Aber ich war noch nicht fertig. Ich ließ eine letzte Nachricht an Petra überbringen – nicht persönlich, sondern über meinen Anwalt. „Frau Steinberg“, sagte Dr. Müller am Telefon.
„Ihr Vater lässt Ihnen mitteilen, dass er Ihnen eine allerletzte Chance gibt. Morgen um 14 Uhr findet die offizielle Spendenübergabe im Rathaus statt – 2,8 Millionen Euro gehen an die Stadt. Aber wenn Sie kommen und sich öffentlich bei ihm entschuldigen – nicht nur bei ihm, sondern bei allen vernachlässigten Senioren dieser Stadt –, dann wird er die Hälfte des Geldes für seine Enkel zurückhalten. “
Petra war am Rathaus, pünktlich um 14 Uhr.
Aber nicht, um sich zu entschuldigen. Sie kam mit einem Anwalt und drohte mit einer Klage. Sie behauptete, ich sei senil und nicht geschäftsfähig. Sie wollte die Spende stoppen und das Geld für sich beanspruchen.
Ich lächelte, als ich das hörte. Meine Tochter hatte mir die allerletzte Bestätigung gegeben, dass ich richtig gehandelt hatte. „Dr. Müller“, sagte ich zu meinem Anwalt, „ändern wir das Testament.
Alles geht an die Stadt. Restlos alles.
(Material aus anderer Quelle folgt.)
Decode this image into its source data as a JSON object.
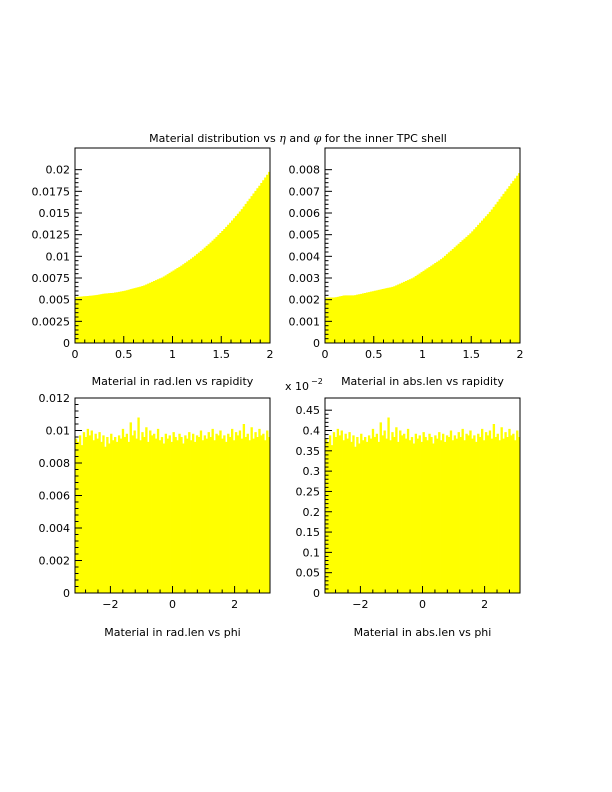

Und fügen Sie eine Klausel hinzu: Sollte Petra versuchen, juristisch gegen diese Spende vorzugehen, wird zusätzlich eine weitere Million von meinem Privatvermögen gespendet. “
Die Spendenübergabe wurde zu einem Medienspektakel.
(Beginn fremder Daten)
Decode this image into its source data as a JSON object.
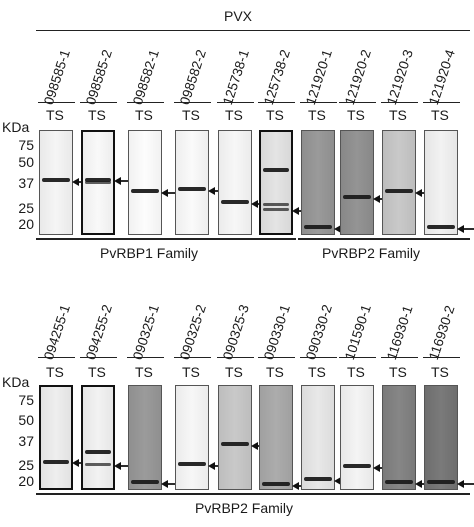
{
  "header": {
    "title": "PVX"
  },
  "panel_top": {
    "kda_label": "KDa",
    "markers": [
      "75",
      "50",
      "37",
      "25",
      "20"
    ],
    "ts_label": "TS",
    "samples": [
      {
        "id": "098585-1",
        "band_kda": [
          39
        ],
        "bg": "#e9e9e9",
        "frame": false
      },
      {
        "id": "098585-2",
        "band_kda": [
          40,
          38
        ],
        "bg": "#ededed",
        "frame": true
      },
      {
        "id": "098582-1",
        "band_kda": [
          33
        ],
        "bg": "#f1f1f1",
        "frame": false
      },
      {
        "id": "098582-2",
        "band_kda": [
          34
        ],
        "bg": "#eeeeee",
        "frame": false
      },
      {
        "id": "125738-1",
        "band_kda": [
          28
        ],
        "bg": "#ebebeb",
        "frame": false
      },
      {
        "id": "125738-2",
        "band_kda": [
          46,
          27,
          25
        ],
        "bg": "#d8d8d8",
        "frame": true
      },
      {
        "id": "121920-1",
        "band_kda": [
          19
        ],
        "bg": "#8e8e8e",
        "frame": false
      },
      {
        "id": "121920-2",
        "band_kda": [
          30
        ],
        "bg": "#888888",
        "frame": false
      },
      {
        "id": "121920-3",
        "band_kda": [
          33
        ],
        "bg": "#bdbdbd",
        "frame": false
      },
      {
        "id": "121920-4",
        "band_kda": [
          19
        ],
        "bg": "#e6e6e6",
        "frame": false
      }
    ],
    "families": [
      {
        "label": "PvRBP1 Family"
      },
      {
        "label": "PvRBP2 Family"
      }
    ]
  },
  "panel_bottom": {
    "kda_label": "KDa",
    "markers": [
      "75",
      "50",
      "37",
      "25",
      "20"
    ],
    "ts_label": "TS",
    "samples": [
      {
        "id": "094255-1",
        "band_kda": [
          27
        ],
        "bg": "#e2e2e2",
        "frame": true
      },
      {
        "id": "094255-2",
        "band_kda": [
          32,
          26
        ],
        "bg": "#e6e6e6",
        "frame": true
      },
      {
        "id": "090325-1",
        "band_kda": [
          20
        ],
        "bg": "#8f8f8f",
        "frame": false
      },
      {
        "id": "090325-2",
        "band_kda": [
          26
        ],
        "bg": "#ebebeb",
        "frame": false
      },
      {
        "id": "090325-3",
        "band_kda": [
          36
        ],
        "bg": "#bdbdbd",
        "frame": false
      },
      {
        "id": "090330-1",
        "band_kda": [
          19
        ],
        "bg": "#a0a0a0",
        "frame": false
      },
      {
        "id": "090330-2",
        "band_kda": [
          21
        ],
        "bg": "#dcdcdc",
        "frame": false
      },
      {
        "id": "101590-1",
        "band_kda": [
          25
        ],
        "bg": "#e8e8e8",
        "frame": false
      },
      {
        "id": "116930-1",
        "band_kda": [
          20
        ],
        "bg": "#7a7a7a",
        "frame": false
      },
      {
        "id": "116930-2",
        "band_kda": [
          20
        ],
        "bg": "#6e6e6e",
        "frame": false
      }
    ],
    "families": [
      {
        "label": "PvRBP2 Family"
      }
    ]
  }
}
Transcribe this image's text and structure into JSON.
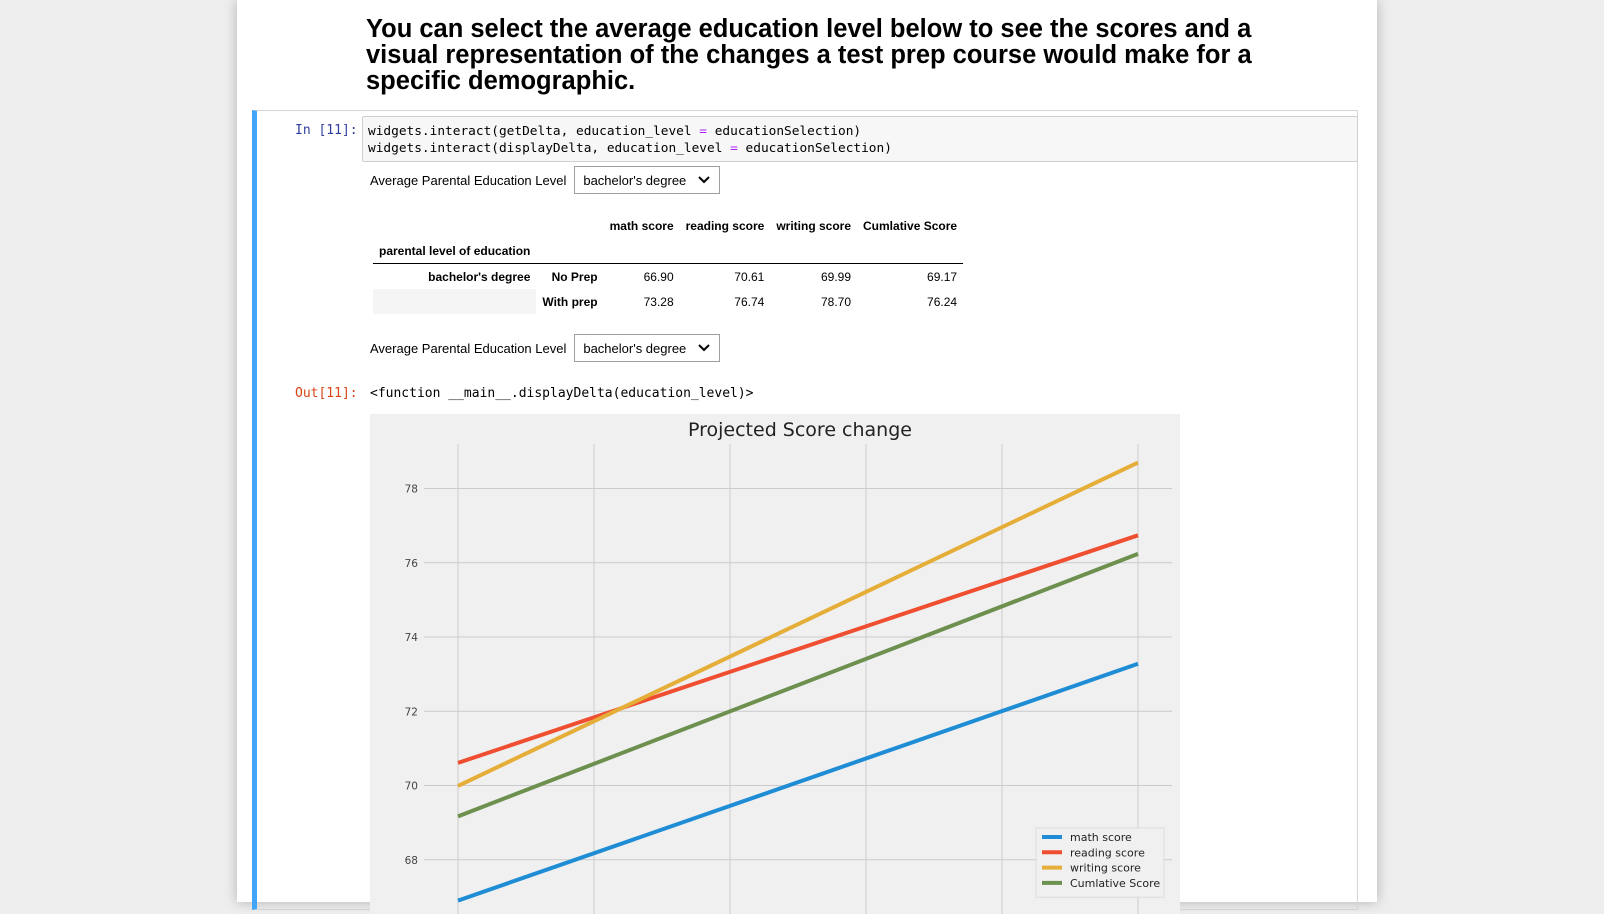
{
  "heading": "You can select the average education level below to see the scores and a visual representation of the changes a test prep course would make for a specific demographic.",
  "cell": {
    "in_prompt": "In [11]:",
    "out_prompt": "Out[11]:",
    "code_lines": [
      {
        "pre": "widgets.interact(getDelta, education_level ",
        "op": "=",
        "post": " educationSelection)"
      },
      {
        "pre": "widgets.interact(displayDelta, education_level ",
        "op": "=",
        "post": " educationSelection)"
      }
    ],
    "output_text": "<function __main__.displayDelta(education_level)>"
  },
  "widget1": {
    "label": "Average Parental Education Level",
    "value": "bachelor's degree"
  },
  "widget2": {
    "label": "Average Parental Education Level",
    "value": "bachelor's degree"
  },
  "table": {
    "index_name": "parental level of education",
    "columns": [
      "math score",
      "reading score",
      "writing score",
      "Cumlative Score"
    ],
    "group": "bachelor's degree",
    "rows": [
      {
        "label": "No Prep",
        "values": [
          "66.90",
          "70.61",
          "69.99",
          "69.17"
        ]
      },
      {
        "label": "With prep",
        "values": [
          "73.28",
          "76.74",
          "78.70",
          "76.24"
        ]
      }
    ]
  },
  "chart_data": {
    "type": "line",
    "title": "Projected Score change",
    "x": [
      0,
      1
    ],
    "xlim": [
      -0.05,
      1.05
    ],
    "ylim": [
      66,
      79.2
    ],
    "yticks": [
      68,
      70,
      72,
      74,
      76,
      78
    ],
    "grid": true,
    "legend_position": "bottom-right",
    "series": [
      {
        "name": "math score",
        "values": [
          66.9,
          73.28
        ],
        "color": "#1f8dd6"
      },
      {
        "name": "reading score",
        "values": [
          70.61,
          76.74
        ],
        "color": "#f04e31"
      },
      {
        "name": "writing score",
        "values": [
          69.99,
          78.7
        ],
        "color": "#e5ae38"
      },
      {
        "name": "Cumlative Score",
        "values": [
          69.17,
          76.24
        ],
        "color": "#6d904f"
      }
    ]
  }
}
Ich wurde als Engel der Senioren gefeiert. Petra stand in der Menge und starrte fassungslos zu, wie ich 2,8 Millionen Euro weggab. Als ich das Podium verließ, ging ich direkt an meiner Tochter vorbei. Sie versuchte, mich anzusprechen, aber ich tat, als würde ich sie nicht kennen.
„Entschuldigung“, sagte eine ältere Dame zu Petra. „Sind Sie nicht die Frau aus der Zeitung, die ihren Vater so schlecht behandelt hat? “
Petra wurde rot, murmelte etwas und verschwand eilig. Ich sah ihr nach und spürte zum ersten Mal seit drei Jahren wieder Frieden in meinem Herzen.
Sechs Monate später bekam ich einen Brief von meinen Enkeln Max und Lisa. Sie hatten heimlich meine Adresse herausgefunden und schrieben mir, dass sie mich vermissen und dass sie stolz auf mich sind. Ich weinte, als ich den Brief las, aber diesmal waren es Tränen der Freude. Meine Rache war vollkommen gewesen.
Aber noch wichtiger: Ich hatte meine Würde zurückgewonnen.